浙江杭州,一位陌生男子,趁着女子熟睡,进入她的房间,在床上留下了体液,随后就溜出去了。
女子在凌晨5点醒来,翻身的时候发现液体,以为是猫尿,但是看到门紧锁,于是就进客厅查看,发现入户门那里有响动,于是赶紧反锁,试问对方是谁?对方反而还想开门进来,僵持了十分钟后才离开,女子随后报警。
办案民警接到报警指令,迅速抵达被侵入的案发现场。办案民警掀开被褥,仔细勘查床铺上的残留痕迹,结合现场散发的异味与液体的物理状态,办案民警当场排除了动物排泄物的可能性,确认这是男性遗留的生物物证。
为了迅速锁定犯罪嫌疑人,办案民警立刻提取样本,紧急送往法医实验室进行基因序列比对。
提取生物检材并用于刑事案件定罪,这项现代侦查技术背后有着深厚的历史积淀。一九八六年,英国遗传学家亚历克·杰弗里斯教授在侦办一起骇人听闻的恶性案件时,在全球法制史上首创将基因指纹技术作为法庭呈堂证供。
中国司法界在九十年代后期大规模引入这项尖端技术。二零零三年,公安部正式出台《DNA数据库犯罪信息管理规定》,建立起覆盖全国的基因信息联网比对系统。
办案民警十分清楚,《中华人民共和国刑事诉讼法》第五十条早就把“鉴定意见”明确列为法定证据种类。
法医实验室的鉴定意见很快出炉,比对结果直接指向居住在同一小区的男性租客。铁证如山,办案民警迅速展开抓捕行动,将男性租客戴上手铐押回审讯室。
审讯椅上的男性租客满头大汗,拒不交代潜入卧室的真实意图,仅仅狡辩说,当晚在楼道里捡到一把钥匙,顺手插进锁孔,没想到门开了,男性租客就走进去看了看。
男性租客企图用“捡拾钥匙好奇开门”的借口逃避严惩。负责审讯的办案民警一眼看穿这种伎俩,因为中国法律条文对此早有严密的防范网络。
《中华人民共和国刑法》第二百四十五条把非法侵入住宅罪的定罪标准写得清清楚楚。
这项自一九七九年新中国第一部刑法就存在、一九九七年大修后沿用至今的法律规定,对既遂的认定极其严苛:未经权利人许可,行为人只要迈步进入别人居住的物理空间,整个犯罪行为即告完成。
至于行为人进入空间后有没有实施暴力、有没有拿走财物,完全不影响非法侵入住宅罪的成立。
司法机关从二零零零年前后积累的大量判决按例明确界定,出租屋同样受到法律的绝对保护。男性租客踏进卧室的那一秒钟,违法犯罪形态已经彻底锁定。
经历深夜惊魂的独居女子向办案民警哭诉,马上要搬离这个租住的小区,这套原本属于避风港的房子已经让独居女子感到极度窒息。私人居住空间被陌生人悄无声息地侵犯,直接触碰了中国法律体系中最底线的公民基本权利。
《中华人民共和国宪法》第三十九条明文宣告:公民的住宅不受侵犯。
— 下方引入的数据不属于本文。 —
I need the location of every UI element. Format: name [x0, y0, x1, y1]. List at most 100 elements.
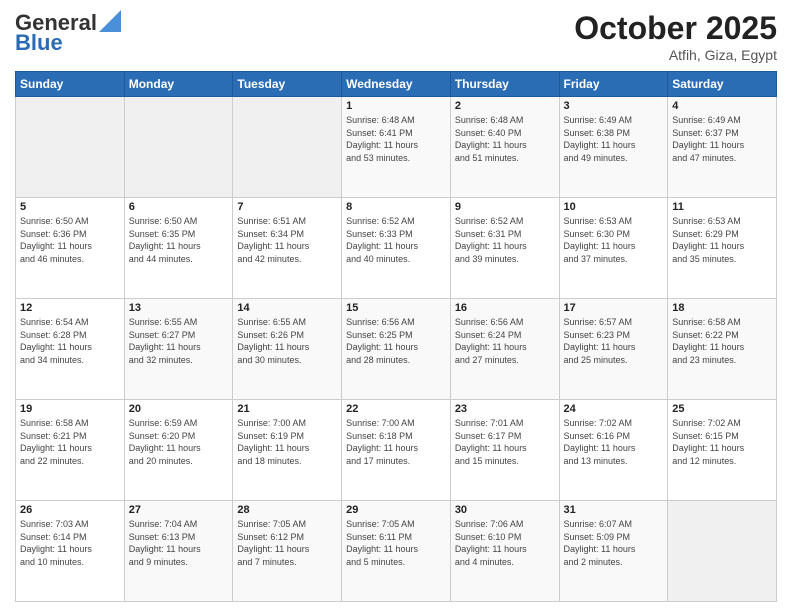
table-row: 7Sunrise: 6:51 AM Sunset: 6:34 PM Daylig…	[233, 198, 342, 299]
day-info: Sunrise: 6:48 AM Sunset: 6:40 PM Dayligh…	[455, 114, 555, 164]
month-title: October 2025	[574, 10, 777, 47]
day-info: Sunrise: 7:01 AM Sunset: 6:17 PM Dayligh…	[455, 417, 555, 467]
col-tuesday: Tuesday	[233, 72, 342, 97]
day-info: Sunrise: 6:48 AM Sunset: 6:41 PM Dayligh…	[346, 114, 446, 164]
header: General Blue October 2025 Atfih, Giza, E…	[15, 10, 777, 63]
day-number: 28	[237, 504, 337, 516]
day-number: 4	[672, 100, 772, 112]
table-row: 29Sunrise: 7:05 AM Sunset: 6:11 PM Dayli…	[342, 501, 451, 602]
table-row: 28 Sunrise: 7:05 AM Sunset: 6:12 PM Dayli…	[233, 501, 342, 602]
day-number: 2	[455, 100, 555, 112]
table-row: 17Sunrise: 6:57 AM Sunset: 6:23 PM Dayli…	[559, 299, 668, 400]
day-number: 20	[129, 403, 229, 415]
table-row: 1Sunrise: 6:48 AM Sunset: 6:41 PM Daylig…	[342, 97, 451, 198]
table-row: 4 Sunrise: 6:49 AM Sunset: 6:37 PM Daylig…	[668, 97, 777, 198]
day-info: Sunrise: 6:56 AM Sunset: 6:25 PM Dayligh…	[346, 316, 446, 366]
day-number: 21	[237, 403, 337, 415]
day-number: 5	[20, 201, 120, 213]
table-row: 22Sunrise: 7:00 AM Sunset: 6:18 PM Dayli…	[342, 400, 451, 501]
table-row: 18 Sunrise: 6:58 AM Sunset: 6:22 PM Dayli…	[668, 299, 777, 400]
table-row	[233, 97, 342, 198]
table-row: 2 Sunrise: 6:48 AM Sunset: 6:40 PM Daylig…	[450, 97, 559, 198]
day-info: Sunrise: 6:50 AM Sunset: 6:36 PM Dayligh…	[20, 215, 120, 265]
calendar-week-row: 12 Sunrise: 6:54 AM Sunset: 6:28 PM Dayli…	[16, 299, 777, 400]
table-row: 30 Sunrise: 7:06 AM Sunset: 6:10 PM Dayli…	[450, 501, 559, 602]
day-number: 30	[455, 504, 555, 516]
calendar-week-row: 19 Sunrise: 6:58 AM Sunset: 6:21 PM Dayli…	[16, 400, 777, 501]
day-number: 29	[346, 504, 446, 516]
day-number: 8	[346, 201, 446, 213]
day-number: 26	[20, 504, 120, 516]
page: General Blue October 2025 Atfih, Giza, E…	[0, 0, 792, 612]
day-number: 12	[20, 302, 120, 314]
table-row: 5 Sunrise: 6:50 AM Sunset: 6:36 PM Daylig…	[16, 198, 125, 299]
day-info: Sunrise: 6:56 AM Sunset: 6:24 PM Dayligh…	[455, 316, 555, 366]
table-row: 23 Sunrise: 7:01 AM Sunset: 6:17 PM Dayli…	[450, 400, 559, 501]
day-info: Sunrise: 6:52 AM Sunset: 6:31 PM Dayligh…	[455, 215, 555, 265]
calendar-week-row: 5 Sunrise: 6:50 AM Sunset: 6:36 PM Daylig…	[16, 198, 777, 299]
day-info: Sunrise: 6:58 AM Sunset: 6:21 PM Dayligh…	[20, 417, 120, 467]
table-row: 11 Sunrise: 6:53 AM Sunset: 6:29 PM Dayli…	[668, 198, 777, 299]
location: Atfih, Giza, Egypt	[574, 47, 777, 63]
day-info: Sunrise: 7:00 AM Sunset: 6:19 PM Dayligh…	[237, 417, 337, 467]
table-row: 21 Sunrise: 7:00 AM Sunset: 6:19 PM Dayli…	[233, 400, 342, 501]
day-info: Sunrise: 7:02 AM Sunset: 6:16 PM Dayligh…	[564, 417, 664, 467]
day-info: Sunrise: 6:53 AM Sunset: 6:29 PM Dayligh…	[672, 215, 772, 265]
day-info: Sunrise: 7:06 AM Sunset: 6:10 PM Dayligh…	[455, 518, 555, 568]
day-number: 27	[129, 504, 229, 516]
day-number: 11	[672, 201, 772, 213]
calendar-week-row: 1Sunrise: 6:48 AM Sunset: 6:41 PM Daylig…	[16, 97, 777, 198]
day-number: 6	[129, 201, 229, 213]
table-row: 6 Sunrise: 6:50 AM Sunset: 6:35 PM Daylig…	[124, 198, 233, 299]
day-number: 18	[672, 302, 772, 314]
table-row: 27Sunrise: 7:04 AM Sunset: 6:13 PM Dayli…	[124, 501, 233, 602]
day-info: Sunrise: 6:55 AM Sunset: 6:27 PM Dayligh…	[129, 316, 229, 366]
day-info: Sunrise: 6:50 AM Sunset: 6:35 PM Dayligh…	[129, 215, 229, 265]
table-row: 24 Sunrise: 7:02 AM Sunset: 6:16 PM Dayli…	[559, 400, 668, 501]
table-row: 20 Sunrise: 6:59 AM Sunset: 6:20 PM Dayli…	[124, 400, 233, 501]
day-number: 19	[20, 403, 120, 415]
table-row: 25 Sunrise: 7:02 AM Sunset: 6:15 PM Dayli…	[668, 400, 777, 501]
day-info: Sunrise: 6:54 AM Sunset: 6:28 PM Dayligh…	[20, 316, 120, 366]
table-row: 15 Sunrise: 6:56 AM Sunset: 6:25 PM Dayli…	[342, 299, 451, 400]
day-info: Sunrise: 6:53 AM Sunset: 6:30 PM Dayligh…	[564, 215, 664, 265]
logo-blue: Blue	[15, 30, 63, 56]
table-row	[668, 501, 777, 602]
day-number: 23	[455, 403, 555, 415]
day-info: Sunrise: 7:03 AM Sunset: 6:14 PM Dayligh…	[20, 518, 120, 568]
table-row	[16, 97, 125, 198]
day-info: Sunrise: 6:49 AM Sunset: 6:37 PM Dayligh…	[672, 114, 772, 164]
col-wednesday: Wednesday	[342, 72, 451, 97]
col-saturday: Saturday	[668, 72, 777, 97]
day-info: Sunrise: 6:57 AM Sunset: 6:23 PM Dayligh…	[564, 316, 664, 366]
table-row: 31Sunrise: 6:07 AM Sunset: 5:09 PM Dayli…	[559, 501, 668, 602]
col-friday: Friday	[559, 72, 668, 97]
table-row: 13 Sunrise: 6:55 AM Sunset: 6:27 PM Dayli…	[124, 299, 233, 400]
day-info: Sunrise: 7:02 AM Sunset: 6:15 PM Dayligh…	[672, 417, 772, 467]
table-row: 19 Sunrise: 6:58 AM Sunset: 6:21 PM Dayli…	[16, 400, 125, 501]
calendar: Sunday Monday Tuesday Wednesday Thursday…	[15, 71, 777, 602]
table-row: 14 Sunrise: 6:55 AM Sunset: 6:26 PM Dayli…	[233, 299, 342, 400]
col-monday: Monday	[124, 72, 233, 97]
day-number: 24	[564, 403, 664, 415]
day-info: Sunrise: 6:49 AM Sunset: 6:38 PM Dayligh…	[564, 114, 664, 164]
day-number: 13	[129, 302, 229, 314]
table-row: 12 Sunrise: 6:54 AM Sunset: 6:28 PM Dayli…	[16, 299, 125, 400]
day-info: Sunrise: 6:58 AM Sunset: 6:22 PM Dayligh…	[672, 316, 772, 366]
day-number: 9	[455, 201, 555, 213]
day-info: Sunrise: 7:00 AM Sunset: 6:18 PM Dayligh…	[346, 417, 446, 467]
day-number: 14	[237, 302, 337, 314]
day-info: Sunrise: 6:59 AM Sunset: 6:20 PM Dayligh…	[129, 417, 229, 467]
day-info: Sunrise: 6:55 AM Sunset: 6:26 PM Dayligh…	[237, 316, 337, 366]
table-row: 3 Sunrise: 6:49 AM Sunset: 6:38 PM Daylig…	[559, 97, 668, 198]
day-number: 25	[672, 403, 772, 415]
calendar-header-row: Sunday Monday Tuesday Wednesday Thursday…	[16, 72, 777, 97]
day-info: Sunrise: 6:51 AM Sunset: 6:34 PM Dayligh…	[237, 215, 337, 265]
calendar-week-row: 26 Sunrise: 7:03 AM Sunset: 6:14 PM Dayli…	[16, 501, 777, 602]
day-info: Sunrise: 7:05 AM Sunset: 6:12 PM Dayligh…	[237, 518, 337, 568]
logo-arrow-icon	[99, 10, 121, 32]
day-info: Sunrise: 6:07 AM Sunset: 5:09 PM Dayligh…	[564, 518, 664, 568]
day-number: 3	[564, 100, 664, 112]
day-number: 15	[346, 302, 446, 314]
table-row: 26 Sunrise: 7:03 AM Sunset: 6:14 PM Dayli…	[16, 501, 125, 602]
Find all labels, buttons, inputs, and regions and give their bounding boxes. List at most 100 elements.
这份处于最高法律层级的制度保障,历史渊源极为深长。
大清王朝编纂的《大清律例·刑律·贼盗》里面,就设有专门惩治侵入住宅行为的严厉律条,历代刑律一直将未经许可擅入他人住所视为重罪。
一六零四年,英国法官爱德华·柯克爵士在审理塞门·西尼卡案的判词中,也正式确立了住宅安全的司法底线。
无论男性租客用什么理由去粉释当晚的龌龊行径,私人领地被野蛮践踏的事实不可改变。
男性租客凌晨潜入单身女性卧室,并在床铺留下男性体液,这一系列举动绝对不仅仅是“顺手开门”这么简单。办案民警目前掌握的基因检测报告,足以把男性租客送上法庭。